Internet Tunjang Probabilitas UMKM Bertahan di Tengah Pandemi
Alih-alih merugi, pelaku usaha mikro, kecil, dan menengah (UMKM) pengguna internet bisa mengambil peluang dan bertahan dari kesulitan-kesulitan yang menghadang selama pandemi Covid-19.
JAKARTA, KOMPAS — Pandemi Covid-19 terbukti berdampak negatif terhadap kemungkinan pelaku usaha mikro, kecil, dan menengah atau UMKM bertahan di tengah tekanan ekonomi. Namun, pemanfaatan internet menunjang probabilitas UMKM untuk bertahan di tengah situasi tersebut.
Demikian salah satu poin yang mengemuka dari hasil survei lembaga penelitian The Smeru Research Institute yang dipaparkan dalam Forum Kajian Pembangunan 2021 bertajuk ”Membangkitkan Ekonomi: Dampak Pembatasan Aktivitas dan Geliat Digital UMKM” secara virtual di Jakarta, Selasa (26/10/2021.
”Hasil temuan kami, dampak pandemi Covid-19 terhadap probabilitas bertahan bagi UMKM terkesan signifikan negatif. Artinya, betul pandemi berpengaruh negatif (bagi UMKM) untuk bertahan. Namun, kabar baiknya adalah pemanfaatan internet menunjang probabilitas UMKM bertahan, yakni sebesar 10,5 persen,” kata peneliti Smeru Institute, Veto Tyas Indrio.

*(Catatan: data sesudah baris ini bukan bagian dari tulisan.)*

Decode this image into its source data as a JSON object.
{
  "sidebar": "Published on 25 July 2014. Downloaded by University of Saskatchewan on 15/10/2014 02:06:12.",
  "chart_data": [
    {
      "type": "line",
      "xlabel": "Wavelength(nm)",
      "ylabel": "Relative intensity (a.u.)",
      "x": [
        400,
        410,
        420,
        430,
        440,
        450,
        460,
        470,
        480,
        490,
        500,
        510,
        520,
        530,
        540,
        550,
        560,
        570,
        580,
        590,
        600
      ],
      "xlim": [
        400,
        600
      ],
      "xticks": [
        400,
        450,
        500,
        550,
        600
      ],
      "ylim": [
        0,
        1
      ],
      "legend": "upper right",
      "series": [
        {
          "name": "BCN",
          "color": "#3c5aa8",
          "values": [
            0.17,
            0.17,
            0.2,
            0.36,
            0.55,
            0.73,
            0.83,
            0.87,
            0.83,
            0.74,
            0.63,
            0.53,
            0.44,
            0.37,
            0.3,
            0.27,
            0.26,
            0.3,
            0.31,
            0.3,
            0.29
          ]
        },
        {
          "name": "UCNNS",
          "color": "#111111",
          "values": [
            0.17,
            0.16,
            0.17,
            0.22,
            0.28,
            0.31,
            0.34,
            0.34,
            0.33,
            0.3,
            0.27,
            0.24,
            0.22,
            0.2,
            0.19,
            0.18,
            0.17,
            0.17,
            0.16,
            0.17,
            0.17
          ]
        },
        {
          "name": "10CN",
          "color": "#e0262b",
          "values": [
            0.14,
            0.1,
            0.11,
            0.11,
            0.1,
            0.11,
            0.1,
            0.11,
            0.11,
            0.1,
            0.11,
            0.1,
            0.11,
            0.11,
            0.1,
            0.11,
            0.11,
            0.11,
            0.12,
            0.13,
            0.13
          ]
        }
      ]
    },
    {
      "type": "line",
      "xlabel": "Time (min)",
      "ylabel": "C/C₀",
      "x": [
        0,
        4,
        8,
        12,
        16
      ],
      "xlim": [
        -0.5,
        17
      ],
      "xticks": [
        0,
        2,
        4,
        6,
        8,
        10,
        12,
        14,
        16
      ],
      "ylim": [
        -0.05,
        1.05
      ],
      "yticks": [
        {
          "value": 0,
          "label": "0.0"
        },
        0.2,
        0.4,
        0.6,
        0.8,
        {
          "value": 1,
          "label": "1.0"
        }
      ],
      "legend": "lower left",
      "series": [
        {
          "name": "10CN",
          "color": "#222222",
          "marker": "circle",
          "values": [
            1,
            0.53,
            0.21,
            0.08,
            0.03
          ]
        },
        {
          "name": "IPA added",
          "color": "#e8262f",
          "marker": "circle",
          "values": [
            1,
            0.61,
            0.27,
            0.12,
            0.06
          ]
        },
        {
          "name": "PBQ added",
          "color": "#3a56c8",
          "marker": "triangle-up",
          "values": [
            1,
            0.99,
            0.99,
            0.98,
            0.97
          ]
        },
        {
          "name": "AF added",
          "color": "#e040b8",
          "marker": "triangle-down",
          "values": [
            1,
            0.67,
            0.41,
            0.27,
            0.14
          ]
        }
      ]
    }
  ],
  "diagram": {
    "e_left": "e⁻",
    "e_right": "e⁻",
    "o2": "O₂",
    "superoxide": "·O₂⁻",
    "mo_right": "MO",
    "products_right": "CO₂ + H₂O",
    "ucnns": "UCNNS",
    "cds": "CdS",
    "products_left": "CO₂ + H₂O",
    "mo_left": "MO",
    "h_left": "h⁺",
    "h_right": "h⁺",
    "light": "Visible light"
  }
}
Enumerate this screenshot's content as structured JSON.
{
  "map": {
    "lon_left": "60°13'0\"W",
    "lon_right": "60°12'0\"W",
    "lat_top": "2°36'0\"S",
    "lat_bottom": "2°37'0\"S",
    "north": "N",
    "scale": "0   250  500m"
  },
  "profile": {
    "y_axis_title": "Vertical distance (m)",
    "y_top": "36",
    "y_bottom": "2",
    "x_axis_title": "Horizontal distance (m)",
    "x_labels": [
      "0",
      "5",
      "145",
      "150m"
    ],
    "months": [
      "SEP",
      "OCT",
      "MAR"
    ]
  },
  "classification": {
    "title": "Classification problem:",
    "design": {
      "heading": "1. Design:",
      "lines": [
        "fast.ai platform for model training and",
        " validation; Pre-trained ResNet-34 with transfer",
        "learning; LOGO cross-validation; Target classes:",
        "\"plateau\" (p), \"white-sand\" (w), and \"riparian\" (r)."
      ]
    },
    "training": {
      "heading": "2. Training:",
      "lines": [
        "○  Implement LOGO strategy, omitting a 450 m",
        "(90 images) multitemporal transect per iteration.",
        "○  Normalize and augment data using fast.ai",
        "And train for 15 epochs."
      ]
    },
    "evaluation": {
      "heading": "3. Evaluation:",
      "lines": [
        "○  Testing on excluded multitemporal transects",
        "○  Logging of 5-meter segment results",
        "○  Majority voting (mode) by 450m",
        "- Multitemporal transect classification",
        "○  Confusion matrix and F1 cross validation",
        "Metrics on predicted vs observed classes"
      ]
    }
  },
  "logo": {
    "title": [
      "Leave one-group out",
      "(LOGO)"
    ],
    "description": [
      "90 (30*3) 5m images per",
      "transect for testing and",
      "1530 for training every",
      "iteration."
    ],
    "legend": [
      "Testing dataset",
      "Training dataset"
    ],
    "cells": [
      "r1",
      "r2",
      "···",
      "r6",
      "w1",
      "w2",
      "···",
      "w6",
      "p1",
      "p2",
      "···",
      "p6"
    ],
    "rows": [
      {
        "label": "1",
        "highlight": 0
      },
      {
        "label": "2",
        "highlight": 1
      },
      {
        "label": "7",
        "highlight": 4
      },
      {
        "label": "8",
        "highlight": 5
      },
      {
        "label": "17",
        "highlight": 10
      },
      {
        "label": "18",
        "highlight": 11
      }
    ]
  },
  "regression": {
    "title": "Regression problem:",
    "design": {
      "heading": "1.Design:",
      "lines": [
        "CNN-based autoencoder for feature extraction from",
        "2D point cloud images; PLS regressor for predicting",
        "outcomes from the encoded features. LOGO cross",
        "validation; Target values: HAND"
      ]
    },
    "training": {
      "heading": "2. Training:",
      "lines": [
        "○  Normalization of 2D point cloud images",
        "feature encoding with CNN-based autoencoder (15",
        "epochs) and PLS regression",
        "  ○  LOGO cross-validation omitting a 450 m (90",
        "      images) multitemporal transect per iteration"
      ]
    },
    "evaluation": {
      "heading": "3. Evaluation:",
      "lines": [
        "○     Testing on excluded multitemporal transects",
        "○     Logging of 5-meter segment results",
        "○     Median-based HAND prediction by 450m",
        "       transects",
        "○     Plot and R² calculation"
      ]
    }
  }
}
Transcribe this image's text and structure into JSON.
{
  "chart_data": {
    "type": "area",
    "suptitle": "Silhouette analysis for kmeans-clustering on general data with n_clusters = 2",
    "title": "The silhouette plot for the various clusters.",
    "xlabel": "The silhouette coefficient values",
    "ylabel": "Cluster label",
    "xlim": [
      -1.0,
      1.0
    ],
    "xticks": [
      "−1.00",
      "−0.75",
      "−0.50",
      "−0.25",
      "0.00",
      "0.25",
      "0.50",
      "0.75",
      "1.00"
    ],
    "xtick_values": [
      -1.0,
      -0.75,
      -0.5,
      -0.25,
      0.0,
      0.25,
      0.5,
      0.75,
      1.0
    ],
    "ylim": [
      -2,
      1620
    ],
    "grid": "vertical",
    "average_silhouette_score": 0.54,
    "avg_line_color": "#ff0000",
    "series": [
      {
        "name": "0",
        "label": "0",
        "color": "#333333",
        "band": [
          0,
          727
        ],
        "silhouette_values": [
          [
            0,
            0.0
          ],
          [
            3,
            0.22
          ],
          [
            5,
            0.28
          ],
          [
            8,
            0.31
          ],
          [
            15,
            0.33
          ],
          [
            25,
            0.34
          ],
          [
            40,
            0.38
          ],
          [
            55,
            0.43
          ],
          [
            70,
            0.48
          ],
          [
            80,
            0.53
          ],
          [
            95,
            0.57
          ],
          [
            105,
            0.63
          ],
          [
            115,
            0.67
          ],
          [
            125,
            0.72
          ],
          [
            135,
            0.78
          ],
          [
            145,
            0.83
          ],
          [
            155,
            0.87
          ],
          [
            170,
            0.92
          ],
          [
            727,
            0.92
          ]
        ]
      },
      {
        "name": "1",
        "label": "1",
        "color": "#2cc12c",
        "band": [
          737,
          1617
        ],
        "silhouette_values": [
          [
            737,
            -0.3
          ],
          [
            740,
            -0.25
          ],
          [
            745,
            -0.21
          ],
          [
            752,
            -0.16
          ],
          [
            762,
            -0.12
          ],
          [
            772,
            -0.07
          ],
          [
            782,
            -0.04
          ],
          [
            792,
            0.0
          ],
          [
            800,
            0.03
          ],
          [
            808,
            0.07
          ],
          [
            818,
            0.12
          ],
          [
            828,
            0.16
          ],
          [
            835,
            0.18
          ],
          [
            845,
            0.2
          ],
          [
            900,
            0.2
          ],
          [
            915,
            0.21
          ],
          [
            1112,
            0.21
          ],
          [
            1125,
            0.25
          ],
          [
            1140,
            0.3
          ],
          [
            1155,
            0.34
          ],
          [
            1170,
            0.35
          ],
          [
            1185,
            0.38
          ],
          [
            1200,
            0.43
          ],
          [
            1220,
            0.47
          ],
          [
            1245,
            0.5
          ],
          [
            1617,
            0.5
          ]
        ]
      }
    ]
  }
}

Smeru mengambil sampel studi di Daerah Istimewa Yogyakarta, yakni di Kabupaten Bantul dan Kota Yogyakarta. Data dikumpulkan dari responden yang sama pada tahun 2018 (sebelum pandemi) dan tahun 2021 (sesudah pandemi). Jumlah respondennya mencapai 576 UMKM tahun 2018 dan 519 UMKM tahun 2021.
”Hasil temuan kualitatif, UMKM terkena kerasnya dampak pandemi Covid-19 dan kebijakan PSBB (pembatasan sosial berskala besar) oleh pemerintah, terutama Kota Yogyakarta, sebagai salah satu destinasi pariwisata,” ujar Veto.
Hasil temuan kualitatif menunjukkan, hanya UMKM penguna internet yang bisa mendapatkan dampak positif internet. Alih-alih mereka rugi, mereka tetap bisa mengambil peluang dari pandemi Covid-19. Pengguna internet pula yang bisa bertahan dari kesulitan-kesulitan yang menghadang selama pandemi Covid-19.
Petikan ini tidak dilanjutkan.